About Lupus

Blakely Blackford

“Having lupus has made me more purposeful in every realm, including my career.”

Blakely Blackford, 26, moved to New York after graduating from college in 2002 to work in publishing. In 2004, severe and rapid-onset joint pain led her to seek medical help—and to her diagnosis of lupus. A year later she developed lupus nephritis. Here the South Carolina native, who is a photo editor for Bloomberg Markets magazine, shares her thoughts on having lupus and a professional career.

What led to your diagnosis?

Over the summer of 2004, I went from feeling slight joint pains in my hands to debilitating pain and inflammation in all of my joints. It was very frightening for me to go from the seemingly perfect health of a 20-something to being outpaced by 80-somethings. I could hardly walk, and the constant pain made it difficult to think or even sleep.

In some way, the severity was a blessing, as it led to a prompt diagnosis. My doctor at the Hospital for Special Surgery is a leader in the field, and his concern for his patients is as strong as his commitment to defeating the disease.

Has lupus affected your career ambitions?

For me, lupus has forced awareness: initially, of my health; consequently, of my approach to daily living . . . and to a sharper awareness of (and appreciation for) my life.

How do you cope with a chronic disease and a full-time career?

I am very fortunate to suffer little fatigue from lupus. But while I haven't been tired, I have learned that rest and a lack of stress are essential elements of a healthy lifestyle. Lupus impelled me to become aware of both the negative and the very positive powers of the body and the mind on health.

One difficulty with my career and lupus is the effect of the disease and its treatment on my cognitive abilities. Both lupus and some of the medications can negatively affect cognition, especially short-term memory. To deal with this new difficulty, I write notes and make lists—yet I often forget to make the lists!

Your employer knows that you have lupus. Do you have any thoughts on what information people with lupus should share—or not share—on the job?

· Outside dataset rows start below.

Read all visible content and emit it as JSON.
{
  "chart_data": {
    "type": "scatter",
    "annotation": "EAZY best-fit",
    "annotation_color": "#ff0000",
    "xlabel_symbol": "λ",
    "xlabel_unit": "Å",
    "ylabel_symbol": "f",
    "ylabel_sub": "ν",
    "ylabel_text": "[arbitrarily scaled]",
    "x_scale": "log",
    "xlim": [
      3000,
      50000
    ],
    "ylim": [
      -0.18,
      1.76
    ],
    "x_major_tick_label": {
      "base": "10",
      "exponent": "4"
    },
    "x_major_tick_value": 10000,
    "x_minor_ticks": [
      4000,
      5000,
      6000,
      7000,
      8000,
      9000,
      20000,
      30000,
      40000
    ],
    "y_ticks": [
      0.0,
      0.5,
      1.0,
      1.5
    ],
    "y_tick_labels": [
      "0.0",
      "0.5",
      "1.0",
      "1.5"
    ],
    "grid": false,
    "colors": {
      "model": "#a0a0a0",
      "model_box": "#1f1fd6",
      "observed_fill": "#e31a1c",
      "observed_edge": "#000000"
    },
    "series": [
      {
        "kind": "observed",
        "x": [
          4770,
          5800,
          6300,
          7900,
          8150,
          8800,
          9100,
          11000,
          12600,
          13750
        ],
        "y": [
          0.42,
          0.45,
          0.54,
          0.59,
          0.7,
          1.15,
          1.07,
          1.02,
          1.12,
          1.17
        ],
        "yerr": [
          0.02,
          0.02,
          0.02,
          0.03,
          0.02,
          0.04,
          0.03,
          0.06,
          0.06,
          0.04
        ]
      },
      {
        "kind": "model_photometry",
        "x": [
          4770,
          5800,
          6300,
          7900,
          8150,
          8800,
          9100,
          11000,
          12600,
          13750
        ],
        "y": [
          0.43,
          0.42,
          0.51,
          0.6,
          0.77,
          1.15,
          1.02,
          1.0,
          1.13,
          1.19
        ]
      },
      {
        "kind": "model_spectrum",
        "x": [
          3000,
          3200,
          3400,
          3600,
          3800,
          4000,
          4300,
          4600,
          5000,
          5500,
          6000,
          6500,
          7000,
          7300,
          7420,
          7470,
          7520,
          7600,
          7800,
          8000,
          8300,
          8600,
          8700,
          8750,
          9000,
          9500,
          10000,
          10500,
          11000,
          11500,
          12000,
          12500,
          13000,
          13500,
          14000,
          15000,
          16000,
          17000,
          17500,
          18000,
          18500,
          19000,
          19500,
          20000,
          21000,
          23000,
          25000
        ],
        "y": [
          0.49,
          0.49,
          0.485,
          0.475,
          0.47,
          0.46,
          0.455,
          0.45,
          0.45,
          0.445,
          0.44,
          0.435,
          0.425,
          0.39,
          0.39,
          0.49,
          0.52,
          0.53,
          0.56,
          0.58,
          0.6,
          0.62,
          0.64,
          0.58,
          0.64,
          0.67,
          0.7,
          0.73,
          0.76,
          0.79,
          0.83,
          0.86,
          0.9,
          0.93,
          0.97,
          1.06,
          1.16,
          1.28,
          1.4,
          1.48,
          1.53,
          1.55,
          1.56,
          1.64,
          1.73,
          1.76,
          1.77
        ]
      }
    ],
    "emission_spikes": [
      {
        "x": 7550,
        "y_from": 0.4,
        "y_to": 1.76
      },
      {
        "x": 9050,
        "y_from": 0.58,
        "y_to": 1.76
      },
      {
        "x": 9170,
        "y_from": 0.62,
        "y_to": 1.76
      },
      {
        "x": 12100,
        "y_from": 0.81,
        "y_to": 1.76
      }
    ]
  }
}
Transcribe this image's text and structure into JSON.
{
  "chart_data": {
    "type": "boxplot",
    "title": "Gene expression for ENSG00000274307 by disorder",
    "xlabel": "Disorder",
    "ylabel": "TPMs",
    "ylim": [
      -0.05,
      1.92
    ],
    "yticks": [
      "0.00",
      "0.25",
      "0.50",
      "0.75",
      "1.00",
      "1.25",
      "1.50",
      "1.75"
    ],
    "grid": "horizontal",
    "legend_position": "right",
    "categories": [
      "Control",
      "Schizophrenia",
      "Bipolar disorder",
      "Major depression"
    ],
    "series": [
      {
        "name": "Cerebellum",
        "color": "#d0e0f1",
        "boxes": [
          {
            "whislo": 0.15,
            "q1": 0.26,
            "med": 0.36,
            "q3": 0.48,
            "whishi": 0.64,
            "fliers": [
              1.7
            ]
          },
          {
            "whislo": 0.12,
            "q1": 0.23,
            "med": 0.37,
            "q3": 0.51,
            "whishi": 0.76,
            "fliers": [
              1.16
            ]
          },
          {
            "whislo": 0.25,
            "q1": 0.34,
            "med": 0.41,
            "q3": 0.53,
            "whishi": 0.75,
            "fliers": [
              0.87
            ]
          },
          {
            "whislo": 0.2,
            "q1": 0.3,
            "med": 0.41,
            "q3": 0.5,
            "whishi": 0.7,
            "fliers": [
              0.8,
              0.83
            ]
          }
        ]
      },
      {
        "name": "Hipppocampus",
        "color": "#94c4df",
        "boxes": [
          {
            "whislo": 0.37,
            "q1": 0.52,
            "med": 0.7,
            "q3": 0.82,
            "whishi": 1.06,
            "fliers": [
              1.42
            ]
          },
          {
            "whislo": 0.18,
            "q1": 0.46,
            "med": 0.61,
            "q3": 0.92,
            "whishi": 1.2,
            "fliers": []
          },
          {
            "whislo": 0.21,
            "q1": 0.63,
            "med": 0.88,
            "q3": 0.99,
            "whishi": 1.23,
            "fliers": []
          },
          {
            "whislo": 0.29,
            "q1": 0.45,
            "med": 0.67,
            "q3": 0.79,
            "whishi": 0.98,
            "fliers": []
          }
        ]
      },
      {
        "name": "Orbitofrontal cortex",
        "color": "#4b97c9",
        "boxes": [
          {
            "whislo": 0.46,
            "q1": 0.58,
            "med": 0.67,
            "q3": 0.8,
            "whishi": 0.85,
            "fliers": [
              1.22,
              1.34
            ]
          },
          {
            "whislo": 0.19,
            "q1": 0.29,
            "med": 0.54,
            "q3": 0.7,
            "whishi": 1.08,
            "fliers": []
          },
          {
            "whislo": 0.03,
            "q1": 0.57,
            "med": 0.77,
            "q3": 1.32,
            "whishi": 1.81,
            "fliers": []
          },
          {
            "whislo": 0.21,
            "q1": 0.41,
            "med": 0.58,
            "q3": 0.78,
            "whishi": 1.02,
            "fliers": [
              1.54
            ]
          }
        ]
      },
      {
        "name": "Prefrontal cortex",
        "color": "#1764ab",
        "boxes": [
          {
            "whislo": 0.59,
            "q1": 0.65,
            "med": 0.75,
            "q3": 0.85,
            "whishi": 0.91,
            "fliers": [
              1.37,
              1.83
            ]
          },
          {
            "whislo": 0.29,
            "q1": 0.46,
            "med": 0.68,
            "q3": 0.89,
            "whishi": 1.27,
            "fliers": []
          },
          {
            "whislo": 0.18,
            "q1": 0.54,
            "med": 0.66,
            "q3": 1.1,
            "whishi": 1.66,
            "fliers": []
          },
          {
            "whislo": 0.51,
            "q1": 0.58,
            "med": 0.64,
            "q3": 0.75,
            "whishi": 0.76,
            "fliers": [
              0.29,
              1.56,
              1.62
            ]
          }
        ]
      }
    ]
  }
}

I think it is essential for someone with lupus to inform his or her employer, both for the individual and for the company. The effects of lupus—fatigue, pain, memory loss and internal complications—often go under the radar of anyone not aware of the illness. An individual might not look sick to the employer. But a good employer will learn as much as possible about the disease in order to understand the situation.

I think of health like a point on a resume. An employer unfamiliar with a company on a job application, for example, will need to research it some to better understand the applicant. The same goes for a health situation. I'm not saying lupus should go on a resume, but the employer and employee benefit from communication.